Review | Birthdays for the Dead, Stuart MacBride

Wow. Stuart MacBride just never lets up, does he? I received an ARC of Birthdays for the Dead at the Harper Collins Canada Stuart MacBride event, and it’s the only book I have with the inscription “Bieber!” scrawled on it. (Long story.) At a quiet moment during that event, I flipped through the first chapter of Birthdays. I shuddered at the detailed, creepy-as-hell account of a twelve year old girl tied to a chair and a man singing Happy Birthday to her, “the words coming out all broken and hesitant, like he’s scared to get them wrong.” For some reason, that touch of shyness and vulnerability just made that man even creepier. The chapter was barely three pages long, and I glanced up afterward, not wanting to get so engrossed in the book that I forget I’m at a public event. I saw the author whose words had scared me so much, and he was laughing at something someone said. Such a jolly, friendly man, seriously one of the nicest, funniest authors I’ve ever met. Also the writer of one of the darkest, twistiest, and yes, funniest psychological mystery/thrillers I’ve ever read. To anyone who heard MacBride read the first chapter from Birthdays at a literary festival, fair warning: it just gets darker.

Detective Constable Ash Henderson is investigating “The Birthday Boy,” a serial killer who, for the past twelve years, has been abducting girls just before their 13th birthdays.
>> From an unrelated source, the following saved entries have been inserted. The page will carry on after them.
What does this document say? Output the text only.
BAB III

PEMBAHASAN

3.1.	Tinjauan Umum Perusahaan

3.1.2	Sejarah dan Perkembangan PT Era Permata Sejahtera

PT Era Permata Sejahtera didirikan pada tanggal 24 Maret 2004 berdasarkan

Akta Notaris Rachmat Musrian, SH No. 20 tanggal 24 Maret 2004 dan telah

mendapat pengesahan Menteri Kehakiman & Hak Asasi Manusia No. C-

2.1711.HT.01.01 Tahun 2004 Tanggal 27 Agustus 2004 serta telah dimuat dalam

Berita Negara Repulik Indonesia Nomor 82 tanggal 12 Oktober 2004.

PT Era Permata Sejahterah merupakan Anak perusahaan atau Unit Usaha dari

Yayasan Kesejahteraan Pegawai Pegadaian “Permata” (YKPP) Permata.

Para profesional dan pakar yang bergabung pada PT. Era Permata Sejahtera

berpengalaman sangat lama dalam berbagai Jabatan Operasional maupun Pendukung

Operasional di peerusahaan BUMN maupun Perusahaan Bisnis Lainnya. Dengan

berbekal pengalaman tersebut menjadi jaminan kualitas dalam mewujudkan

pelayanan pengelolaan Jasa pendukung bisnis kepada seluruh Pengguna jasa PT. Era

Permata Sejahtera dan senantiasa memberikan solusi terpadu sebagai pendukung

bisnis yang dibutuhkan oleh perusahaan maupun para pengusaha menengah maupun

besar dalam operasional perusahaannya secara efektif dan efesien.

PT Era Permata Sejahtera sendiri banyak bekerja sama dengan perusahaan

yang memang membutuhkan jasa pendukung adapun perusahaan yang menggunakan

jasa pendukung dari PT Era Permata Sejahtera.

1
The Birthday Boy then sends birthday cards to his victims’ parents every year, chronicling their daughter’s torture and death. Ash’s own daughter Rebecca was kidnapped five years ago, and he’s been keeping it a secret from everyone, even his family, so that he won’t be taken off the Birthday Boy case. Ash’s desire for revenge fuels his investigation, and his need to continue to keep it hidden, even as more bodies are found and he fears his daughter’s body might be next, makes life even harder for him. Worse, because his ex-wife and younger daughter believe that Rebecca ran away and just never contacted them again, Ash has to deal with his ex-wife’s angry comments about Rebecca and his younger daughter’s guilt-induced rebellious behaviour.

There’s a lot going on in Birthdays, and MacBride never lets you stop to take a breath. Ash is a very sympathetic, complex character, and MacBride does a great job making Ash teeter on the very fine line between hero and anti-hero. Even when Ash does morally questionable things, you understand. As a reader, I’d sometimes be torn between feeling very sympathetic for Ash and thinking he’d gone a bit too far — and all this in the same scene. Birthdays takes the reader on an emotional roller coaster — you want them to catch the Birthday Boy (seriously, such a horrible, evil villain) and you feel for the characters as well, because they all seem so real.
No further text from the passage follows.